The relaxation of sanctions would also help tackle Iran’s runaway domestic gas consumption by allowing investment in energy efficiency and solar and wind power, which hardly feature in its electricity generation mix today despite excellent natural resources. On the other hand, a slate of half-finished gas-based industrial plants would be completed, pushing up demand in this sector.
These gas production ambitions, however, have to be assessed with skepticism. As with oil, international investment is likely to be slow and halting and viewed with suspicion and obstructionism from parts of the Iranian system. In its best year historically, 2018, when it was finally catching up on the development of South Pars, Iran added 1.76 bcf/d of production. It would need to gain 3.3 bcf/d every year from 2023 to 2030 to reach its goals, from a standing start. Massive new pipeline capacity would be required to reach Turkey and Europe, Oman, Pakistan, and whichever other nearby markets were targeted. Or, Iran would need to build an LNG industry bigger than Qatar’s, the long-time world leader in LNG exports, in seven years.
This is unfeasible even in a much more attractive investment environment, given the likely prohibitive costs and challenging investment conditions for ramping up piped or LNG capacity. So, while Iran might moderately boost exports to Turkey, and perhaps even start up some modest LNG sales, by 2030, it will only be a small part of Europe’s solution to the Russian problem. If Iran does become a large international gas player, it would be closer to 2040 and more oriented to South Asia.
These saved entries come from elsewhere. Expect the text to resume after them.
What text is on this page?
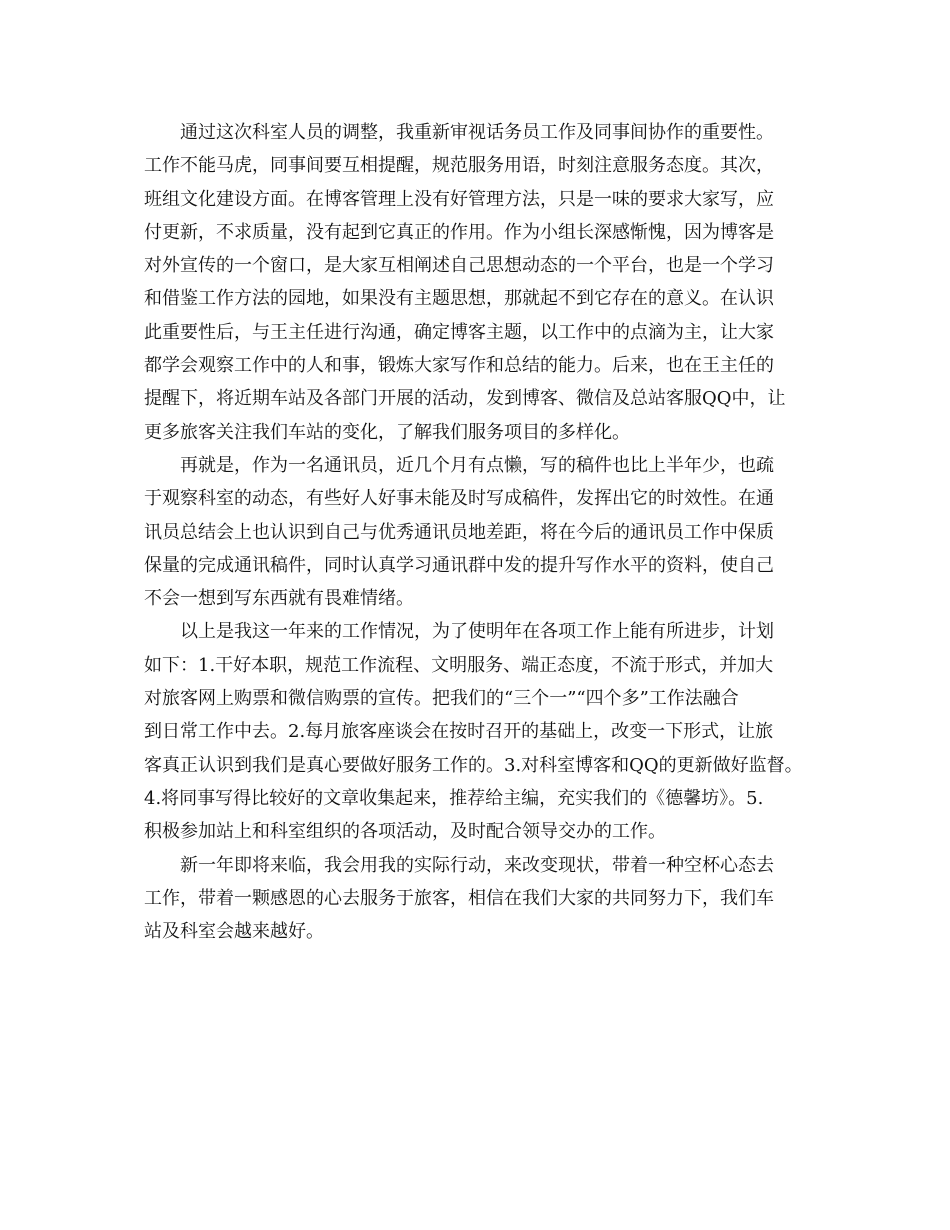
通过这次科室人员的调整，我重新审视话务员工作及同事间协作的重要性。
工作不能马虎，同事间要互相提醒，规范服务用语，时刻注意服务态度。其次，
班组文化建设方面。在博客管理上没有好管理方法，只是一味的要求大家写，应
付更新，不求质量，没有起到它真正的作用。作为小组长深感惭愧，因为博客是
对外宣传的一个窗口，是大家互相阐述自己思想动态的一个平台，也是一个学习
和借鉴工作方法的园地，如果没有主题思想，那就起不到它存在的意义。在认识
此重要性后，与王主任进行沟通，确定博客主题，以工作中的点滴为主，让大家
都学会观察工作中的人和事，锻炼大家写作和总结的能力。后来，也在王主任的
提醒下，将近期车站及各部门开展的活动，发到博客、微信及总站客服QQ中，让
更多旅客关注我们车站的变化，了解我们服务项目的多样化。
再就是，作为一名通讯员，近几个月有点懒，写的稿件也比上半年少，也疏
于观察科室的动态，有些好人好事未能及时写成稿件，发挥出它的时效性。在通
讯员总结会上也认识到自己与优秀通讯员地差距，将在今后的通讯员工作中保质
保量的完成通讯稿件，同时认真学习通讯群中发的提升写作水平的资料，使自己
不会一想到写东西就有畏难情绪。
以上是我这一年来的工作情况，为了使明年在各项工作上能有所进步，计划
如下：1.干好本职，规范工作流程、文明服务、端正态度，不流于形式，并加大
对旅客网上购票和微信购票的宣传。把我们的“三个一”“四个多”工作法融合
到日常工作中去。2.每月旅客座谈会在按时召开的基础上，改变一下形式，让旅
客真正认识到我们是真心要做好服务工作的。3.对科室博客和QQ的更新做好监督。
4.将同事写得比较好的文章收集起来，推荐给主编，充实我们的《德馨坊》。5.
积极参加站上和科室组织的各项活动，及时配合领导交办的工作。
新一年即将来临，我会用我的实际行动，来改变现状，带着一种空杯心态去
工作，带着一颗感恩的心去服务于旅客，相信在我们大家的共同努力下，我们车
站及科室会越来越好。
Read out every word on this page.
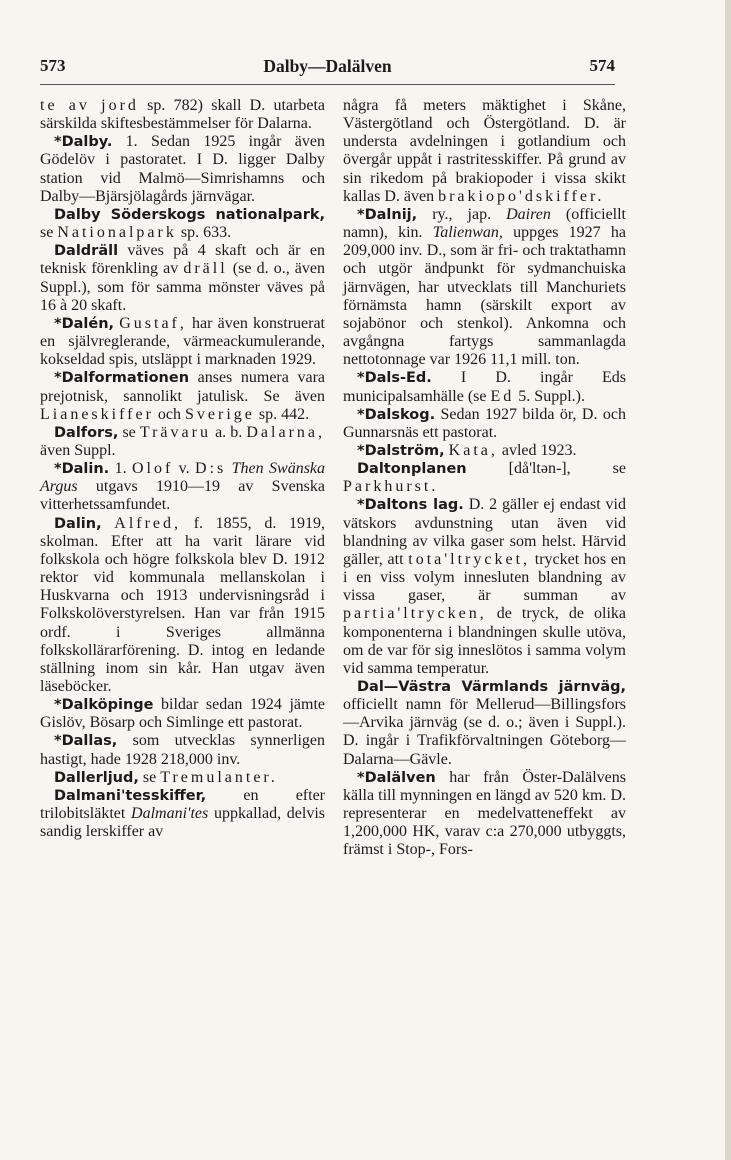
573	Dalby—Dalälven	574

te av jord sp. 782) skall D. utarbeta särskilda skiftesbestämmelser för Dalarna.

*Dalby. 1. Sedan 1925 ingår även Gödelöv i pastoratet. I D. ligger Dalby station vid Malmö—Simrishamns och Dalby—Bjärsjölagårds järnvägar.

Dalby Söderskogs nationalpark, se Nationalpark sp. 633.

Daldräll väves på 4 skaft och är en teknisk förenkling av dräll (se d. o., även Suppl.), som för samma mönster väves på 16 à 20 skaft.

*Dalén, Gustaf, har även konstruerat en självreglerande, värmeackumulerande, kokseldad spis, utsläppt i marknaden 1929.

*Dalformationen anses numera vara prejotnisk, sannolikt jatulisk. Se även Lianeskiffer och Sverige sp. 442.

Dalfors, se Trävaru a. b. Dalarna, även Suppl.

*Dalin. 1. Olof v. D:s Then Swänska Argus utgavs 1910—19 av Svenska vitterhetssamfundet.

Dalin, Alfred, f. 1855, d. 1919, skolman. Efter att ha varit lärare vid folkskola och högre folkskola blev D. 1912 rektor vid kommunala mellanskolan i Huskvarna och 1913 undervisningsråd i Folkskolöverstyrelsen. Han var från 1915 ordf. i Sveriges allmänna folkskollärarförening. D. intog en ledande ställning inom sin kår. Han utgav även läseböcker.

*Dalköpinge bildar sedan 1924 jämte Gislöv, Bösarp och Simlinge ett pastorat.

*Dallas, som utvecklas synnerligen hastigt, hade 1928 218,000 inv.

Dallerljud, se Tremulanter.

Dalmani'tesskiffer, en efter trilobitsläktet Dalmani'tes uppkallad, delvis sandig lerskiffer av

några få meters mäktighet i Skåne, Västergötland och Östergötland. D. är understa avdelningen i gotlandium och övergår uppåt i rastritesskiffer. På grund av sin rikedom på brakiopoder i vissa skikt kallas D. även brakiopo'dskiffer.

*Dalnij, ry., jap. Dairen (officiellt namn), kin. Talienwan, uppges 1927 ha 209,000 inv. D., som är fri- och traktathamn och utgör ändpunkt för sydmanchuiska järnvägen, har utvecklats till Manchuriets förnämsta hamn (särskilt export av sojabönor och stenkol). Ankomna och avgångna fartygs sammanlagda nettotonnage var 1926 11,1 mill. ton.

*Dals-Ed. I D. ingår Eds municipalsamhälle (se Ed 5. Suppl.).

*Dalskog. Sedan 1927 bilda ör, D. och Gunnarsnäs ett pastorat.

*Dalström, Kata, avled 1923.

Daltonplanen [då'ltən-], se Parkhurst.

*Daltons lag. D. 2 gäller ej endast vid vätskors avdunstning utan även vid blandning av vilka gaser som helst. Härvid gäller, att tota'ltrycket, trycket hos en i en viss volym innesluten blandning av vissa gaser, är summan av partia'ltrycken, de tryck, de olika komponenterna i blandningen skulle utöva, om de var för sig inneslötos i samma volym vid samma temperatur.

Dal—Västra Värmlands järnväg, officiellt namn för Mellerud—Billingsfors—Arvika järnväg (se d. o.; även i Suppl.). D. ingår i Trafikförvaltningen Göteborg—Dalarna—Gävle.

*Dalälven har från Öster-Dalälvens källa till mynningen en längd av 520 km. D. representerar en medelvatteneffekt av 1,200,000 HK, varav c:a 270,000 utbyggts, främst i Stop-, Fors-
Of course, a revived deal with Iran solves some energy problems but raises others. Notably, Riyadh and Abu Dhabi have been reluctant to unleash their own spare oil production capacity. Partly this might be reasonable caution – firm evidence of disruption of Russian supplies is taking time to emerge, and the possibility of Iran’s return has to be accounted for in market balances.
But Saudi Arabia and the UAE have made their displeasure with the United States’ Middle East policy clear. The Saudi Ministry of Energy announced that the kingdom was not responsible for any shortage in global crude supplies while the Iran-linked Houthi forces in Yemen continue to attack its energy infrastructure.
On March 25, a missile and drone attack set fire to Saudi Aramco oil storage tanks in Jeddah. And, in September 2019, a carefully calibrated strike briefly knocked out some 5.7 mb/d of Saudi oil capacity at the key Abqaiq processing facility and Khurais oil field. A similar disruption today would wreak havoc on a tense oil market.
For the administration of President Joseph R. Biden Jr., this appears to argue for de-escalation between the United States and Iran, and between Tehran and its Gulf neighbors, to free Washington to tackle Russian President Vladimir Putin’s aggression without the risk of concurrent crises. Saudi Arabia and the UAE, though, fear unleashed Iranian adventurism and the lack of an explicit U.S. security provision, possibly with more serious strikes against oil and gas infrastructure in the Gulf Arab states.
As with U.S. engagement with the regime in Venezuela, necessity makes some strange bedfellows. A post-sanctions Iran would be an important part of replacing Russian hydrocarbons – but its limited impact just emphasizes the scale of the task. A revived JCPOA would untangle some energy knots while tightening others.